Osborne’s Evening Standard accused of making millions ‘selling news coverage’ to Google and Uber

Osborne’s Evening Standard accused of making millions ‘selling news coverage’ to Google and Uber
Ex-Chancellor George Osborne’s Evening Standard is facing accusations of ‘selling’ favorable news coverage to companies, including US giants Google and Uber.

Six companies have, according to Open Democracy (LINK), splashed out £500,000 each for what the ES branded “money-can’t-buy” news pieces. The project, spearheaded by Osborne, is part of £3million London 2020 project, where leading companies will sponsor campaigns concerning issues such as climate change and housing.

According to a screengrab from the presentation by news executives, obtained by Open Democracy, business partners were lured in with the following: “Money can’t buy: we expect every campaign to generate numerous news stories, comment pieces and high-profile backers.”

The deal would mean hundreds of thousands of London will be reading news unaware it has been paid for as part of a wider commercial project.

An Evening Standard spokesman has rubbished the allegations saying: “Editorial independence is and remains guaranteed in the contracts we sign.”

One Starbucks senior executive, who asked not to be named, told Open Democracy: “Buying positive news coverage is PR death…something you might do in Saudi Arabia, but not here.

“This wasn’t right for us. We do engage in advertorial [a hybrid mix of advertising and editorial] but that’s just marketing. We don’t need to buy our reputation.”

Tech giants such as Google, however, have not shied away despite the company’s own Digital News Initiative fund set up in Europe. The fund aims to “combat misinformation and disinformation” and “help consumers distinguish fact from fiction online” with a £150 million budget over the next three years.

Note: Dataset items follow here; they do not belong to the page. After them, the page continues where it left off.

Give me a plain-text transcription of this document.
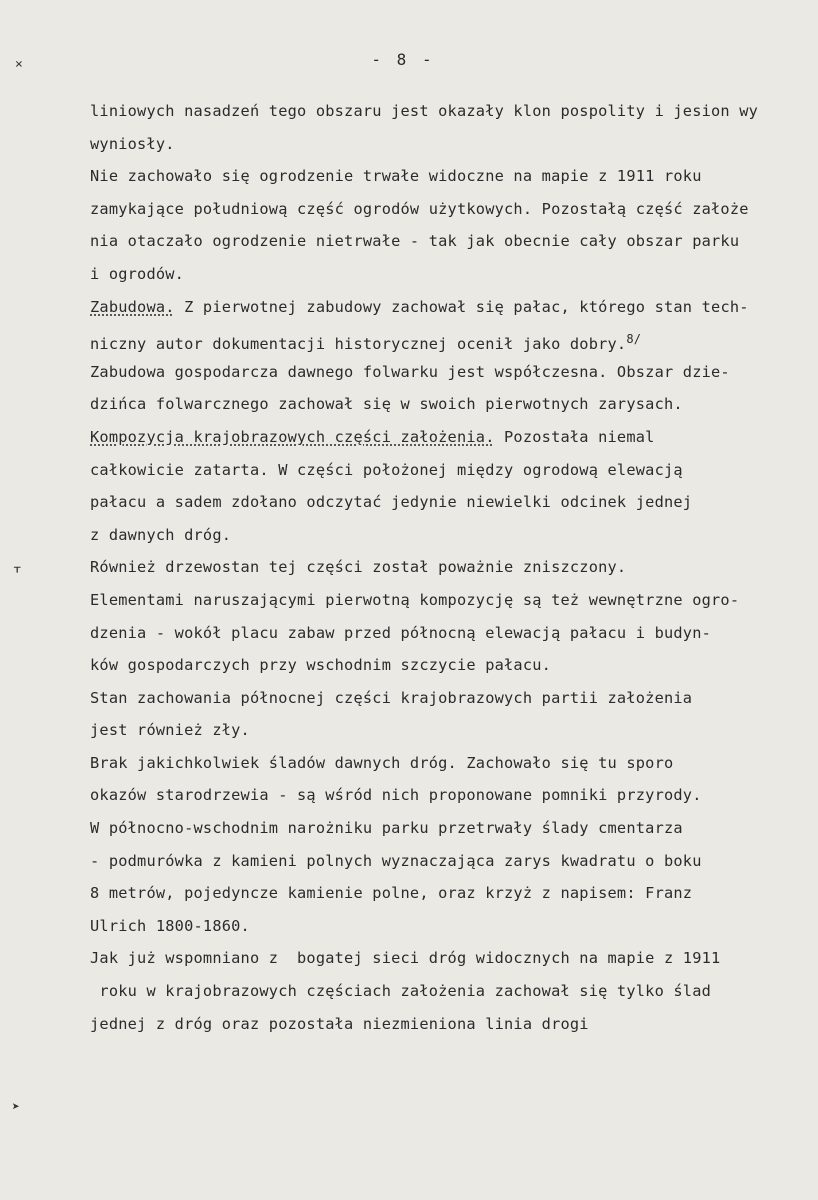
- 8 -
⨯
ᚁ
➤
liniowych nasadzeń tego obszaru jest okazały klon pospolity i jesion wy
wyniosły.
Nie zachowało się ogrodzenie trwałe widoczne na mapie z 1911 roku
zamykające południową część ogrodów użytkowych. Pozostałą część założe
nia otaczało ogrodzenie nietrwałe - tak jak obecnie cały obszar parku
i ogrodów.
Zabudowa. Z pierwotnej zabudowy zachował się pałac, którego stan tech-
niczny autor dokumentacji historycznej ocenił jako dobry.$^{8/}$
Zabudowa gospodarcza dawnego folwarku jest współczesna. Obszar dzie-
dzińca folwarcznego zachował się w swoich pierwotnych zarysach.
Kompozycja krajobrazowych części założenia. Pozostała niemal
całkowicie zatarta. W części położonej między ogrodową elewacją
pałacu a sadem zdołano odczytać jedynie niewielki odcinek jednej
z dawnych dróg.
Również drzewostan tej części został poważnie zniszczony.
Elementami naruszającymi pierwotną kompozycję są też wewnętrzne ogro-
dzenia - wokół placu zabaw przed północną elewacją pałacu i budyn-
ków gospodarczych przy wschodnim szczycie pałacu.
Stan zachowania północnej części krajobrazowych partii założenia
jest również zły.
Brak jakichkolwiek śladów dawnych dróg. Zachowało się tu sporo
okazów starodrzewia - są wśród nich proponowane pomniki przyrody.
W północno-wschodnim narożniku parku przetrwały ślady cmentarza
- podmurówka z kamieni polnych wyznaczająca zarys kwadratu o boku
8 metrów, pojedyncze kamienie polne, oraz krzyż z napisem: Franz
Ulrich 1800-1860.
Jak już wspomniano z  bogatej sieci dróg widocznych na mapie z 1911
roku w krajobrazowych częściach założenia zachował się tylko ślad
jednej z dróg oraz pozostała niezmieniona linia drogi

In a statement to The Drum, John O’Donnell, group commercial director at ESI Media - which owns the paper along with the Independent - said the idea ES was ‘selling news’ is "grossly inaccurate and a wildly misunderstood interpretation of the London 2020 project.

"This will, as with all commercial content, be clearly identifiable as such," he pressed.

"Under no circumstances have these clients been guaranteed news coverage for their own ends, nor would they ever be. Properly signposted commercial content within an editorial product is an accepted part of the news industry and is nothing new for publishers."

"The Evening Standard has a long history in producing important and award-winning campaigns, and we are excited about the prospects that London 2020 will bring to the brand, it's partners and the people of London."